腰のあたりには、男性特有の硬いモノが押し当てられている感触があった。
あ、意外とちっさ……じゃなくて! ――発情している!!
キシリアはようやく通信機の向こうで何を叫ぼうとしていたのかを理解した。
――まずい! 発情期だ!!
人間と違って人狼には明確な発情期が存在する。
それはまるで女性の月のもののように一ヶ月の間の何日か発生し、どうにも女性を抱きたくて仕方がなくなるらしい。
そのため、人狼の男たちは発情期になると一般女性に近寄らずに花街に篭って暮らすのだと聞いている。
――そう、それが普通なのだ。
ただし、"本命のいない人狼は"と頭につくが。
「えっと……ご飯ならあとは冷めるのを待つだけなんですが」
「判ってるだろ? 俺が、君のことをどんな目で見ていたか」
今も目は病気かと思うほど血走り、その長い口吻から吐き出される荒い息は、色があれば見事な桃色をしているに違いない。

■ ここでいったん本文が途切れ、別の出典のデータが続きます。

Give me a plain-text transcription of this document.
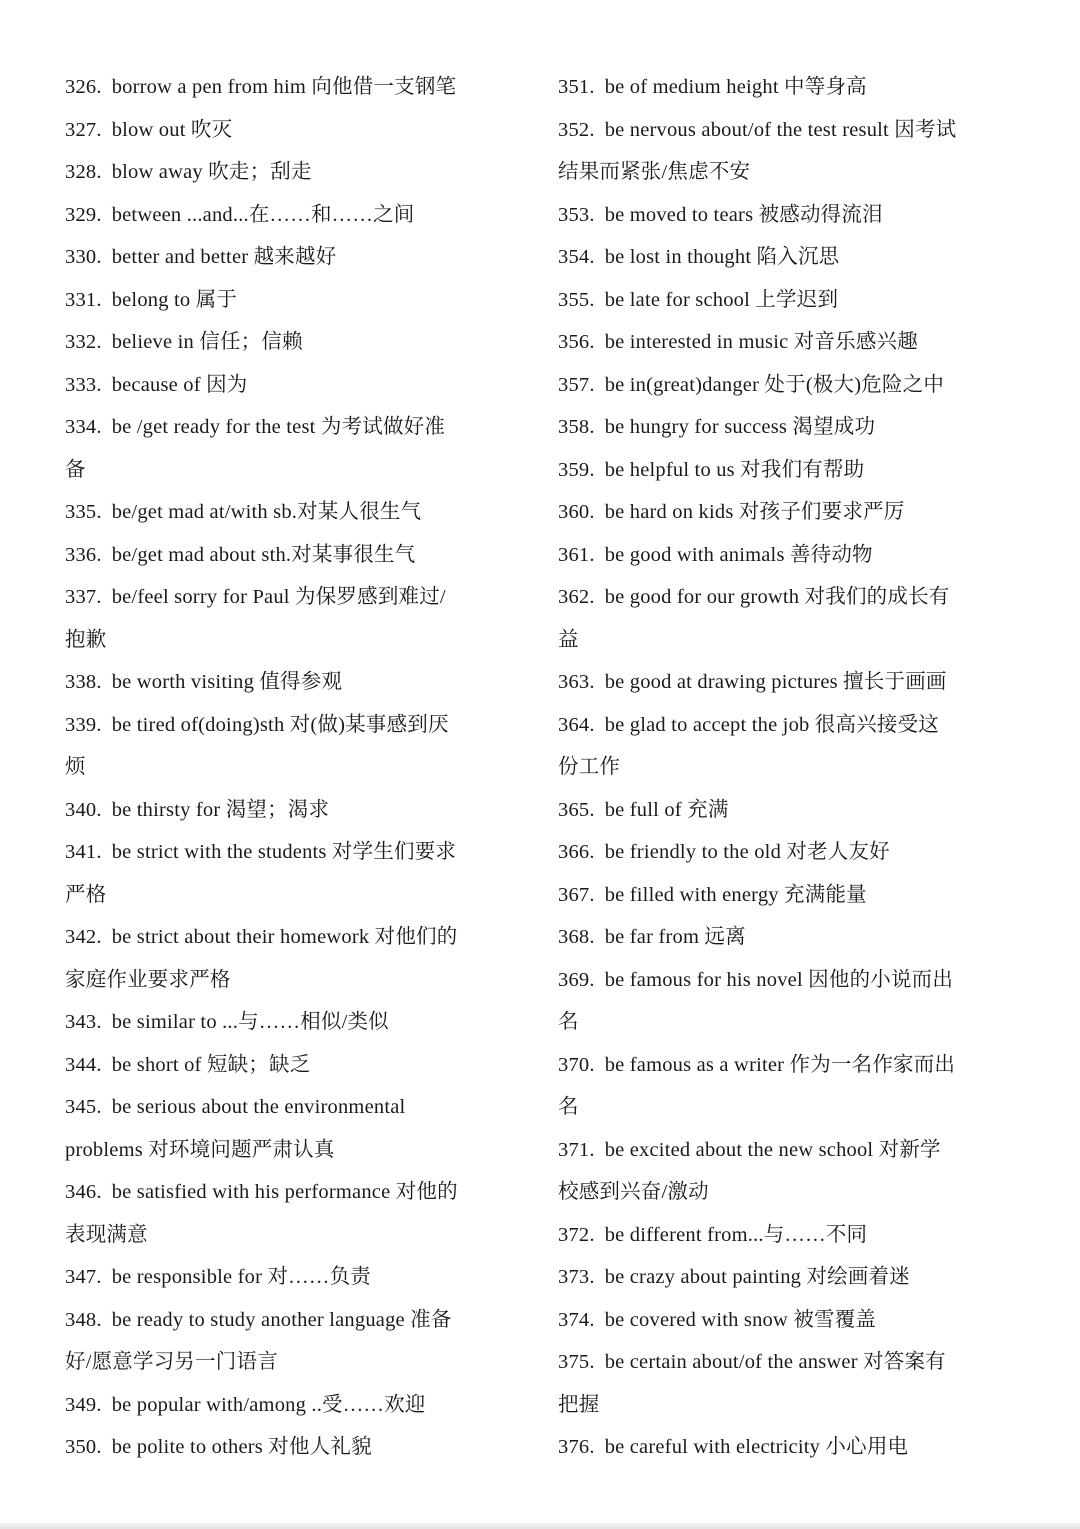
326. borrow a pen from him 向他借一支钢笔
327. blow out 吹灭
328. blow away 吹走；刮走
329. between ...and...在……和……之间
330. better and better 越来越好
331. belong to 属于
332. believe in 信任；信赖
333. because of 因为
334. be /get ready for the test 为考试做好准
备
335. be/get mad at/with sb.对某人很生气
336. be/get mad about sth.对某事很生气
337. be/feel sorry for Paul 为保罗感到难过/
抱歉
338. be worth visiting 值得参观
339. be tired of(doing)sth 对(做)某事感到厌
烦
340. be thirsty for 渴望；渴求
341. be strict with the students 对学生们要求
严格
342. be strict about their homework 对他们的
家庭作业要求严格
343. be similar to ...与……相似/类似
344. be short of 短缺；缺乏
345. be serious about the environmental
problems 对环境问题严肃认真
346. be satisfied with his performance 对他的
表现满意
347. be responsible for 对……负责
348. be ready to study another language 准备
好/愿意学习另一门语言
349. be popular with/among ..受……欢迎
350. be polite to others 对他人礼貌
351. be of medium height 中等身高
352. be nervous about/of the test result 因考试
结果而紧张/焦虑不安
353. be moved to tears 被感动得流泪
354. be lost in thought 陷入沉思
355. be late for school 上学迟到
356. be interested in music 对音乐感兴趣
357. be in(great)danger 处于(极大)危险之中
358. be hungry for success 渴望成功
359. be helpful to us 对我们有帮助
360. be hard on kids 对孩子们要求严厉
361. be good with animals 善待动物
362. be good for our growth 对我们的成长有
益
363. be good at drawing pictures 擅长于画画
364. be glad to accept the job 很高兴接受这
份工作
365. be full of 充满
366. be friendly to the old 对老人友好
367. be filled with energy 充满能量
368. be far from 远离
369. be famous for his novel 因他的小说而出
名
370. be famous as a writer 作为一名作家而出
名
371. be excited about the new school 对新学
校感到兴奋/激动
372. be different from...与……不同
373. be crazy about painting 对绘画着迷
374. be covered with snow 被雪覆盖
375. be certain about/of the answer 对答案有
把握
376. be careful with electricity 小心用电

意味するところなど、むしろわからないほうがどうかしている。
「あの……ご飯が冷めてしまいます」
「しらばっくれるなよ。 確かに君の作るご飯はとんでもなく美味しいけど、俺が本当に欲しいのはソレじゃない」
おそらく、その焼けつくような求愛の衝動に耐えかねるのだろう。
かすれる声で囁きながら、ノルベルトはその体を悩ましげに身じろぎさせた。
だが、野生動物がそうであるように、人狼は雌の許可が無い限り抱きついても腰を振ることが許されない。
普通の人間の雄などよりよほど紳士的なのだ。
だが、その葛藤が、若い雄である彼を拷問のように苛むのだろう。
「ごめんなさい。 私、その、そういうの無理です!」
「なんで!? どうして俺じゃダメなんだよ? そんないきなり全否定しなくてもいいだろ!? 今すぐ番になってくれとは言わない! せめて俺のことをもっと知ってほしいんだ……なぁ、お願いだから拒まないでくれ」
抱きしめた腕を放し、今度は前に回って真っ直ぐに目を覗き込む。
だが、その切実な眼差しに、キシリアは応えることが出来なかった。
全否定も何も、最初から無理が多すぎた。
なにせ、今は女の体とはいえ、元は男の魂である。